And the subject is Dr. John Monore's collection of antique medical instruments that are eventually going to be displayed downtown in the Dean Research Building, specifically Wake Forest Institute for Regenerative Medicine.
In March and April, Karen Richardson (public relations officer for WFIRM) and I:
1. Cleaned out the six display cabinets donated by Dr. Monroe
2. Figured out how to install the glass shelves into those cabinets
3. Worked on new locks for those cabinets
4. And finally, actually made many trips with a cart from an office where the instruments are stored to the cabinets!
Since we are not the most "visual" people, we re-organized several times but finally got the instruments grouped according to our themes: bloodletting, feeding, general diagnostic, pharmaceutical, etc. After that, we started researching museum cards to describe the different instruments. Karen has done most of the legwork on this which was finding the slips of paper in which Dr. Monroe described each piece and then finding the "matching" piece - great puzzle solver! She then started typing up some descriptions for each piece. We learned along the way that there really isn't enough room in the cases to place physical description cards for each piece so we were leaning toward framed descriptions to hang on the wall.
Meanwhile, while going through some collections in the Archives, specifically Dr. Lawrence C. McHenry who did research on the history of medicine, I have found awesome and relevant materials for antique stethoscopes and brain/neurological-type instruments.
So, Karen is doing her thing (creating first draft of descriptions) and I'm doing mine (collecting and learning all about old medical instruments) when...

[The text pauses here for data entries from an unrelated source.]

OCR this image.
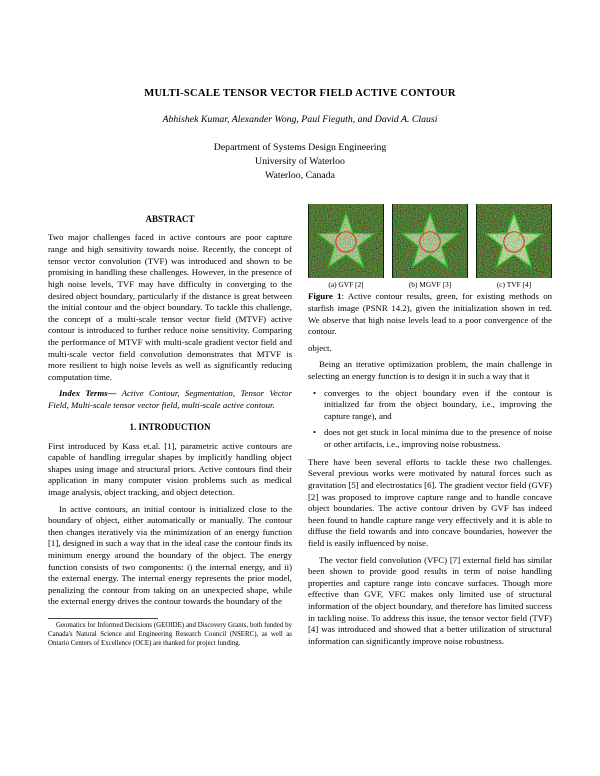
MULTI-SCALE TENSOR VECTOR FIELD ACTIVE CONTOUR
Abhishek Kumar, Alexander Wong, Paul Fieguth, and David A. Clausi
Department of Systems Design Engineering
University of Waterloo
Waterloo, Canada
ABSTRACT

Two major challenges faced in active contours are poor capture range and high sensitivity towards noise. Recently, the concept of tensor vector convolution (TVF) was introduced and shown to be promising in handling these challenges. However, in the presence of high noise levels, TVF may have difficulty in converging to the desired object boundary, particularly if the distance is great between the initial contour and the object boundary. To tackle this challenge, the concept of a multi-scale tensor vector field (MTVF) active contour is introduced to further reduce noise sensitivity. Comparing the performance of MTVF with multi-scale gradient vector field and multi-scale vector field convolution demonstrates that MTVF is more resilient to high noise levels as well as significantly reducing computation time.

Index Terms— Active Contour, Segmentation, Tensor Vector Field, Multi-scale tensor vector field, multi-scale active contour.

1. INTRODUCTION

First introduced by Kass et.al. [1], parametric active contours are capable of handling irregular shapes by implicitly handling object shapes using image and structural priors. Active contours find their application in many computer vision problems such as medical image analysis, object tracking, and object detection.

In active contours, an initial contour is initialized close to the boundary of object, either automatically or manually. The contour then changes iteratively via the minimization of an energy function [1], designed in such a way that in the ideal case the contour finds its minimum energy around the boundary of the object. The energy function consists of two components: i) the internal energy, and ii) the external energy. The internal energy represents the prior model, penalizing the contour from taking on an unexpected shape, while the external energy drives the contour towards the boundary of the

Geomatics for Informed Decisions (GEOIDE) and Discovery Grants, both funded by Canada's Natural Science and Engineering Research Council (NSERC), as well as Ontario Centers of Excellence (OCE) are thanked for project funding.
(a) GVF [2]	(b) MGVF [3]	(c) TVF [4]

Figure 1: Active contour results, green, for existing methods on starfish image (PSNR 14.2), given the initialization shown in red. We observe that high noise levels lead to a poor convergence of the contour.

object.

Being an iterative optimization problem, the main challenge in selecting an energy function is to design it in such a way that it

• converges to the object boundary even if the contour is initialized far from the object boundary, i.e., improving the capture range), and
• does not get stuck in local minima due to the presence of noise or other artifacts, i.e., improving noise robustness.

There have been several efforts to tackle these two challenges. Several previous works were motivated by natural forces such as gravitation [5] and electrostatics [6]. The gradient vector field (GVF) [2] was proposed to improve capture range and to handle concave object boundaries. The active contour driven by GVF has indeed been found to handle capture range very effectively and it is able to diffuse the field towards and into concave boundaries, however the field is easily influenced by noise.

The vector field convolution (VFC) [7] external field has similar been shown to provide good results in term of noise handling properties and capture range into concave surfaces. Though more effective than GVF, VFC makes only limited use of structural information of the object boundary, and therefore has limited success in tackling noise. To address this issue, the tensor vector field (TVF) [4] was introduced and showed that a better utilization of structural information can significantly improve noise robustness.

Dr. Tony Atala, director of WFIRM, who seems to have a great insterest in the history of medicine, decided that he wants more pieces displayed. We barely touched the surface, really, out of 1,300 items.
When she sent me an email update just this week, she said:
Just wanted to give you an update on the mini-museum ....Dr. Atala has decided to purchase additional cases since only a small portion of the collection was displayed.
So, can guess the 1.5 words that have made my entire week?
Ahhhh ... "mini-museum"
And of course, I replied with:
Dr. Atala needs to think bigger J I am ready to display all the things here too!
Okay, slight tangent there. Needless to say, Karen hopes to have the display completed by early Fall 2011.